Last year, it extended the life of its Hartlepool and Heysham 1 nuclear plants by two years to 2026.

It is also examining the potential for its Sizewell B plant to run for 20 years longer than scheduled. That plant is a pressurised water reactor-type plant and has a capacity of 1.2 gigawatts (GW).

The firm hopes to take a final investment decision on this next year but said a sustainable commercial model would be necessary.

With the extra investment announced on Tuesday, EDF will have invested 9 billion pounds in its UK nuclear fleet since 2009.

“Looking ahead, our aim is to maintain the output of the four AGR stations for as long as possible and extend Sizewell B by a further 20 years out to 2055,” said Mark Hartley, managing director of EDF’s nuclear operations business.

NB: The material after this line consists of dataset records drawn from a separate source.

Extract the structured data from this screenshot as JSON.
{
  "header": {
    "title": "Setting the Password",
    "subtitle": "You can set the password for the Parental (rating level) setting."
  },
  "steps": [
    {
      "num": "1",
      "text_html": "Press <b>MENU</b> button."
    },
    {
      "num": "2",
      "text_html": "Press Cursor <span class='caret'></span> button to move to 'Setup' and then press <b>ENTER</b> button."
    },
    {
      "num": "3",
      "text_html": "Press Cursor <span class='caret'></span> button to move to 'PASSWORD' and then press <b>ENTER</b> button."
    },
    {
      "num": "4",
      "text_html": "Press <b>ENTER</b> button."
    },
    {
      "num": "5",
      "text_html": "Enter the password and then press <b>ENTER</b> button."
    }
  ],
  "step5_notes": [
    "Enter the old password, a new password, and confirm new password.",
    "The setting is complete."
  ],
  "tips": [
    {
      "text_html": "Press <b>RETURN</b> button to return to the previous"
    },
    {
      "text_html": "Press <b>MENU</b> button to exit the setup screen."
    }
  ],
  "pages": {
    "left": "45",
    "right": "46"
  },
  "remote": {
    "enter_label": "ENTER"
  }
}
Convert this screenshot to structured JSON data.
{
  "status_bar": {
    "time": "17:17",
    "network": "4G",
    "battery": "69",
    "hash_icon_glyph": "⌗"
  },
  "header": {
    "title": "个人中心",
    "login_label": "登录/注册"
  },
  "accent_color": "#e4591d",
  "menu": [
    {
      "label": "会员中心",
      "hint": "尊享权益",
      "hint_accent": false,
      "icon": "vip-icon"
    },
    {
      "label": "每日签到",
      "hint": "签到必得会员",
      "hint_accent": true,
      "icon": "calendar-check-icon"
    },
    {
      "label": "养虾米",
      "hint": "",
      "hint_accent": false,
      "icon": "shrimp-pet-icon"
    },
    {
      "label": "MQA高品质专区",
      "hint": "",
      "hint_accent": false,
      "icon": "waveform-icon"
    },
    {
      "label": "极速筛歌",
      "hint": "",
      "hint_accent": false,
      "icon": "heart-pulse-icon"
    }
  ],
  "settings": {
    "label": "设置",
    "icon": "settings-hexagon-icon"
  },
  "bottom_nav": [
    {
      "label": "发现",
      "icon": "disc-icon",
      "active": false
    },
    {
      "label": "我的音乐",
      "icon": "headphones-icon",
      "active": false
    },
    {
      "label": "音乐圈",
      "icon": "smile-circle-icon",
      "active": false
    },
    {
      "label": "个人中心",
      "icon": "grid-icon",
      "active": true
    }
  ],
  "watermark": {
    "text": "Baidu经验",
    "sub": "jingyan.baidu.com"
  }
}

EDF Energy operates five nuclear plants in Britain which generate electricity and three which are defuelling due to decommissioning.

The output of EDF’s UK nuclear fleet was 37.3 terawatt hours last year, 15% lower than the year before due to station closures and statutory outages. The company aims to maintain output at 2023’s level until at least 2026.

While building a new nuclear plant can take decades and cost billions of euros, investing in a lifetime extension can be done for less money and take place gradually.

The cost of EDF’s new nuclear plant in south-west England, Hinkley Point C, has spiralled and it is not expected to come online until at least 2027.

Another new plant in south-east England – Sizewell C – is not expected to be operational until mid-2034.